The implication, of course, is Marx didn’t provide a settled theory, to be simplistically or dogmatically applied, but instead a tradition of critical thinking and action.

And, as we will see over the course of this book, the effects of his work have been felt not just in economics, but in many other academic disciplines, from sociology and anthropology through political science and cultural studies to philosophy and biology. In fact, one of the most famous and influential historians of the nineteenth century, whose books are read by thousands of college and university students around the world every year, is the British Marxist Eric Hobsbawm.

Comments
  1. Magpie says:

    Prof. Ruccio,

    I think this part is just excellent.

    A few disjoint things.

    First.
    Your exposition of why studying Marxism is important for intellectuals is faultless. I also agree on your depiction of Marx and Engels as good “role models” — to use the expression popular nowadays. There’s an anecdote, sadly too short, about Marx’s studies at the British Museum’s reading room. You can find it in an old article by the late Christopher Hitchens (“The Revenge of Karl Marx”, April 2009) for The Atlantic (https://www.theatlantic.com/magazine/archive/2009/04/the-revenge-of-karl-marx/307317/).

    Hitchens starts by telling about an old librarian, who, beginning the 20th century, still remembered Marx. Perhaps that story could be useful to illustrate that Marx took his job as student of economics and capitalism seriously? Unlike modern talking heads who have no qualms criticising what they don’t understand, the “oldsters” (in August Bebel’s description) actually did their homework.

    What I think needs emphasis is that critical thinking is not only required of intellectuals, but also of citizens and workers. Although Marx did not dumb down his writing to make it appealing to the masses, he did not address himself only or even mainly to academics.

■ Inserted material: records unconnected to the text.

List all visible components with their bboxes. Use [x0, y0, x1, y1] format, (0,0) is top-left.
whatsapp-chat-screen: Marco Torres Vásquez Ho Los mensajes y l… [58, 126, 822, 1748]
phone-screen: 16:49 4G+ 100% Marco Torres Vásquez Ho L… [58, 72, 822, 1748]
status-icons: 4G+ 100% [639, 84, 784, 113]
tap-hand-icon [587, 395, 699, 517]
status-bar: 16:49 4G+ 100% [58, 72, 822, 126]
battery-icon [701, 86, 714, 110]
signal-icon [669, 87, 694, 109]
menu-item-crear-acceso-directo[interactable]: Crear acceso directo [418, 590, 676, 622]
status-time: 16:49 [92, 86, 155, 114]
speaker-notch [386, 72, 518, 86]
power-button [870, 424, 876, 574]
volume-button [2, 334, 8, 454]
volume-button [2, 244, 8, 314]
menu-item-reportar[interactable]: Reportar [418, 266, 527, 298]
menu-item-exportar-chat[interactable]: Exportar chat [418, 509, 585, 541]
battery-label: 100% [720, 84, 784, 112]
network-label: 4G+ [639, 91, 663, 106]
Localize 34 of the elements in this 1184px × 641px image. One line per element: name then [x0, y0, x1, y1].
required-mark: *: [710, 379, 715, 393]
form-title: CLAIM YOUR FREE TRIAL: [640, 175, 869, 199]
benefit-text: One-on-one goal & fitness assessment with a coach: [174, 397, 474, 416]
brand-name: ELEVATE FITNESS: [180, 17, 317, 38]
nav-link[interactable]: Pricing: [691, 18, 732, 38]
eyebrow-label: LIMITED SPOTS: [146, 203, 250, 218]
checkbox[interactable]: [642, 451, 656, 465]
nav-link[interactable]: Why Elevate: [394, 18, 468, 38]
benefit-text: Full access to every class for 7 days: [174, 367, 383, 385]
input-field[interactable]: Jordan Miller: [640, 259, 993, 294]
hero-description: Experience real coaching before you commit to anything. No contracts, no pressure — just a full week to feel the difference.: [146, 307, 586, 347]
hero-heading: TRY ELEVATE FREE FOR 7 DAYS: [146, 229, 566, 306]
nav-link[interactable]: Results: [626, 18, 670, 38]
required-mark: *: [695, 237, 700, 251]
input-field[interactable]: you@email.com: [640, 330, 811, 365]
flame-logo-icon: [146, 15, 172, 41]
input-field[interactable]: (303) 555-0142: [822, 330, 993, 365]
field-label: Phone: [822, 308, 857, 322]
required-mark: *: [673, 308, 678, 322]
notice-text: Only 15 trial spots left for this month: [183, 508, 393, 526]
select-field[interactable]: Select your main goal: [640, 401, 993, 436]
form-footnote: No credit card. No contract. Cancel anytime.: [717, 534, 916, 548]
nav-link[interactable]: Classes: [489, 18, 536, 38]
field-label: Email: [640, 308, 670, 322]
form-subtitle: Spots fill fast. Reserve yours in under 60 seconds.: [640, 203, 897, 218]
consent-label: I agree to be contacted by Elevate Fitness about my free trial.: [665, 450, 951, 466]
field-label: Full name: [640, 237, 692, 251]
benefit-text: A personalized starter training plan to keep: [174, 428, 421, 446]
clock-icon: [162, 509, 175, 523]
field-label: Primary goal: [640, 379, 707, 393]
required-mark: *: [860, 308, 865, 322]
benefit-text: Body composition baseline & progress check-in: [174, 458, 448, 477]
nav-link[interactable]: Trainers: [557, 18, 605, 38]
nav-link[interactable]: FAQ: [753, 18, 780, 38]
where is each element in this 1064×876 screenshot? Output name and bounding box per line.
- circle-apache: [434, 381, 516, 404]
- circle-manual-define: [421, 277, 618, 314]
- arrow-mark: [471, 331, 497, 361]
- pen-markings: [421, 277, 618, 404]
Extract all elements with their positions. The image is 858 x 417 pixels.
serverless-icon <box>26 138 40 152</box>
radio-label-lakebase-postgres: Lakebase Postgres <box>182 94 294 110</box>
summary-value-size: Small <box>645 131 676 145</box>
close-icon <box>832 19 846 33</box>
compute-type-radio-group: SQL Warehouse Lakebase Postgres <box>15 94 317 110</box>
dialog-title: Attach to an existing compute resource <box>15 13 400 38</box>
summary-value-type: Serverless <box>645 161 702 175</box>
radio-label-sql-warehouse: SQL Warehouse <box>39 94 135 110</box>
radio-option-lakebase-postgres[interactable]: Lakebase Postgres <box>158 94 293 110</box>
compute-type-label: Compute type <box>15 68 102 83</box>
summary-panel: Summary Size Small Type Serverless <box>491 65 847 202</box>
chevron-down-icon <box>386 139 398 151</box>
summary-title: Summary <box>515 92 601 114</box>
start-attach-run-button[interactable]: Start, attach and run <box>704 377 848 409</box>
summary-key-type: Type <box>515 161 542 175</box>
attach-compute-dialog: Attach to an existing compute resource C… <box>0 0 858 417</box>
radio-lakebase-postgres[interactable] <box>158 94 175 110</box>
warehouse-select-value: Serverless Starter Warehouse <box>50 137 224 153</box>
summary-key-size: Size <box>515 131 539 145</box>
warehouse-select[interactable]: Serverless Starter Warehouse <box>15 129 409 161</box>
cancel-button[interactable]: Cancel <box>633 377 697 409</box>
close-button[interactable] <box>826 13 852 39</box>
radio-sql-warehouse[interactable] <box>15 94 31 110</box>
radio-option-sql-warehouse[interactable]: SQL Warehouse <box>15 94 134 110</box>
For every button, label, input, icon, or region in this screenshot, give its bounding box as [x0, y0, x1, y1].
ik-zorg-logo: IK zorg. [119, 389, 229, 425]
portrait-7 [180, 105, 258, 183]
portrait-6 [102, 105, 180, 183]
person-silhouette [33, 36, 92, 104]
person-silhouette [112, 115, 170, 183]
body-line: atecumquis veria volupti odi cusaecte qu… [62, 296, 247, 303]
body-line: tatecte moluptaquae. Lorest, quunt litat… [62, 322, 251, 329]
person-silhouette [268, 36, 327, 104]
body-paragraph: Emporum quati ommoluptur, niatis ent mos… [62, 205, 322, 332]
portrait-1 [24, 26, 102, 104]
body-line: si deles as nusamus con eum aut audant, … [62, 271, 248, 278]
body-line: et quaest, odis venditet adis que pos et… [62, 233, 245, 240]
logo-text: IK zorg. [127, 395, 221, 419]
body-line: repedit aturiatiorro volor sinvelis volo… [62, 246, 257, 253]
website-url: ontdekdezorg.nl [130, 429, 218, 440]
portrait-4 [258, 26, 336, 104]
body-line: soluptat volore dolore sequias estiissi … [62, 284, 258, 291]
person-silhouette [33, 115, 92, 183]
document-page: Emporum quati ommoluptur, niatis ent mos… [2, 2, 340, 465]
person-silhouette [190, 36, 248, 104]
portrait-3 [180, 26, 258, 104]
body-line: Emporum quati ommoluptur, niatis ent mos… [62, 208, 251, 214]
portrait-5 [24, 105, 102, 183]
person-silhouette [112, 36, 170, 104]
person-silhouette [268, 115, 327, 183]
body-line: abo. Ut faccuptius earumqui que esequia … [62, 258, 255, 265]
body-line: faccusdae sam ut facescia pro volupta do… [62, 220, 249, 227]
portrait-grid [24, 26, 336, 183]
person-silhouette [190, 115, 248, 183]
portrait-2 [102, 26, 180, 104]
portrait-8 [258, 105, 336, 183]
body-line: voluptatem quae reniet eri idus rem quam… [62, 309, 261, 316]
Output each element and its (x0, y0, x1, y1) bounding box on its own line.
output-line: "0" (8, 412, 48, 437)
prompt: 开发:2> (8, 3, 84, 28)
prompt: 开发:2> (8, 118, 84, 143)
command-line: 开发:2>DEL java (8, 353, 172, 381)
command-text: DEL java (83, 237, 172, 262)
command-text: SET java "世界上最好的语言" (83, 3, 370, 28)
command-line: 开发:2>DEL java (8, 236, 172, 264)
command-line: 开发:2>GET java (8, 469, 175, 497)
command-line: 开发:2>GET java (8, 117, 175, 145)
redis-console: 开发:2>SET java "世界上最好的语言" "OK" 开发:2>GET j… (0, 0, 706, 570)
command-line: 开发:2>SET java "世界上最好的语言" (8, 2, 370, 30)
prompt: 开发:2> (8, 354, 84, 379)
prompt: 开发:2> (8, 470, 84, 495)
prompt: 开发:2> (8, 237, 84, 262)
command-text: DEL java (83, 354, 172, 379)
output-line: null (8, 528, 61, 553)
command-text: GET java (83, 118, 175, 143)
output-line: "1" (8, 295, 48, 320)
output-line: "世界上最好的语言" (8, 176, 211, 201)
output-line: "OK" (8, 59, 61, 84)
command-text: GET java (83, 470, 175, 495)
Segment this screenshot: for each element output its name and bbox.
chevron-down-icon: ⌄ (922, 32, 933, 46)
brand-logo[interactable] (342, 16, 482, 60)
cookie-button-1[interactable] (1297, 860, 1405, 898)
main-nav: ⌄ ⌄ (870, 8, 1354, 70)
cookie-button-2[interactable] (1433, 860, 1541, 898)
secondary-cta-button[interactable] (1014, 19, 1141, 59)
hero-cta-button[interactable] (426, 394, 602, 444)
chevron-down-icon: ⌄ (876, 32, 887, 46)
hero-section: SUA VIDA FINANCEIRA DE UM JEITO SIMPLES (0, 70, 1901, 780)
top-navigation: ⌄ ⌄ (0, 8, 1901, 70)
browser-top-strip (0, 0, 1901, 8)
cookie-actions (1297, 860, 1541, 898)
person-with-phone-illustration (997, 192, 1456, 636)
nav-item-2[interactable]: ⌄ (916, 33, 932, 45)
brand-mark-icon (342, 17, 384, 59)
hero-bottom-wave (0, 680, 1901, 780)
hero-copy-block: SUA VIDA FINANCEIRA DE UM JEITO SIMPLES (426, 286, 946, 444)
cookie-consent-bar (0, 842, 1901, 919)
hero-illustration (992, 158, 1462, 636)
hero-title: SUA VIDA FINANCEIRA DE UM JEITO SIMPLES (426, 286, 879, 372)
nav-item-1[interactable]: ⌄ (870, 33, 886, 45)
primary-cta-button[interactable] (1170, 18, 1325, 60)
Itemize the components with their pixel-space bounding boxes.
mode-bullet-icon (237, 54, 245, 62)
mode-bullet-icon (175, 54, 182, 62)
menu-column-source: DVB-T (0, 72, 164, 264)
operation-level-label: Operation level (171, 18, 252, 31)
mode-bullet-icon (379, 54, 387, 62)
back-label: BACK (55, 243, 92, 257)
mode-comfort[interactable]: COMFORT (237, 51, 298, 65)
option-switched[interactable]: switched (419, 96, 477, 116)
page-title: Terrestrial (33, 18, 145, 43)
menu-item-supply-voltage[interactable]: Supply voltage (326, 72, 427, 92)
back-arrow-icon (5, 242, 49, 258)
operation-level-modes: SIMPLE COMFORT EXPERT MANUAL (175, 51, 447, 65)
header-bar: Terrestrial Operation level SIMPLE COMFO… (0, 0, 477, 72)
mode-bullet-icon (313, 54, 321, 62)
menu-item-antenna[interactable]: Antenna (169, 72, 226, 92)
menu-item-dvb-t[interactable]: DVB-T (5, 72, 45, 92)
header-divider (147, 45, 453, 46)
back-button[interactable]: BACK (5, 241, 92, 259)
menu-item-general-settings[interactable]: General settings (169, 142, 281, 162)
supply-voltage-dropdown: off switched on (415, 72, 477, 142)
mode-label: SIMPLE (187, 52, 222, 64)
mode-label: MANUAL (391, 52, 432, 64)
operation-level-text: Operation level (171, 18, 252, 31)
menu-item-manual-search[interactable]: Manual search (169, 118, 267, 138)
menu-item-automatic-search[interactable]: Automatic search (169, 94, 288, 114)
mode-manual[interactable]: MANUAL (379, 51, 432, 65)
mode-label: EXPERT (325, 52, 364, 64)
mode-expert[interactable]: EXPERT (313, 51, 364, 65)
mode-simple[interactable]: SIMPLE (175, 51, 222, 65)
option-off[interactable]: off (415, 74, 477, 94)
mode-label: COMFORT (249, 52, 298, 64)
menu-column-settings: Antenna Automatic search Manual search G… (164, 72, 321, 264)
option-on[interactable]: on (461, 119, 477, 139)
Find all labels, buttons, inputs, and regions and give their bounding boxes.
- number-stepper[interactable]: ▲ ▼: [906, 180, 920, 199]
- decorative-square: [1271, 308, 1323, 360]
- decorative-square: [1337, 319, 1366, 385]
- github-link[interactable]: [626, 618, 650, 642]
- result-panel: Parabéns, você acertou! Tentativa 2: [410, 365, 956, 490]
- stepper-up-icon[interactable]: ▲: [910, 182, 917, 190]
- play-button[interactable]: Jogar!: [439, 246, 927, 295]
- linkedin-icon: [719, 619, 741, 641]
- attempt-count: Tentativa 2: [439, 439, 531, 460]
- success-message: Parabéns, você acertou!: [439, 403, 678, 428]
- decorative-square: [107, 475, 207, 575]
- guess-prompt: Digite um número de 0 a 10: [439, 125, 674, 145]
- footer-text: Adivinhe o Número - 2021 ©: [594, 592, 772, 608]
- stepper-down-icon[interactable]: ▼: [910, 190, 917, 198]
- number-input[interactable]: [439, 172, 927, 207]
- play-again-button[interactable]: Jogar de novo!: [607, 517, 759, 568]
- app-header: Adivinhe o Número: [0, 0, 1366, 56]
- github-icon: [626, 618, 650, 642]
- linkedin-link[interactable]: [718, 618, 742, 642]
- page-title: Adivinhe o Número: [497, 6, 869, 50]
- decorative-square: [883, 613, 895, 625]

I feel your book could also be useful to rank-and-file activists in many walks of life beyond academia.

    ———-

    Second.
    Re-reading Hitchens’ article I was also reminded of another quote, from an unexpected source, praising Marx. John Cassidy’s “The Return of Karl Marx” for The New Yorker (October 13, 1997) https://www.newyorker.com/magazine/1997/10/20/the-return-of-karl-marx. Note the year.

    ———-

    Third. Would it be convenient to make it clear here that the “just deserts” thing is due to people like John Bates Clark and Philip Wicksteed, second generation marginalists and founding lights of neoclassicism?

    I ask this because I’ve seen commentators advancing the very misleading notion that Clark and Wicksteed did not aim his theorising at Marxist exploitation and that neoclassical economics was instead a “conspiracy” against another heterodox school of thought contemporary to Marx but opposed to Marxism.

    ———-

    Eleanor Marx (Karl and Jenny’s youngest daugther) wrote a brief article shortly after his dad’s death. The second part of the article (https://www.marxists.org/archive/eleanor-marx/1883/06/karl-marx.htm) contains a numerical example illustrating how profits arise. Maybe you could find it useful?

    • David F. Ruccio says:

      Great suggestions. Thanks! I’ve already modified the text to expand the definition of intellectual. The others will probably make their way into the more detailed discussions of later chapters.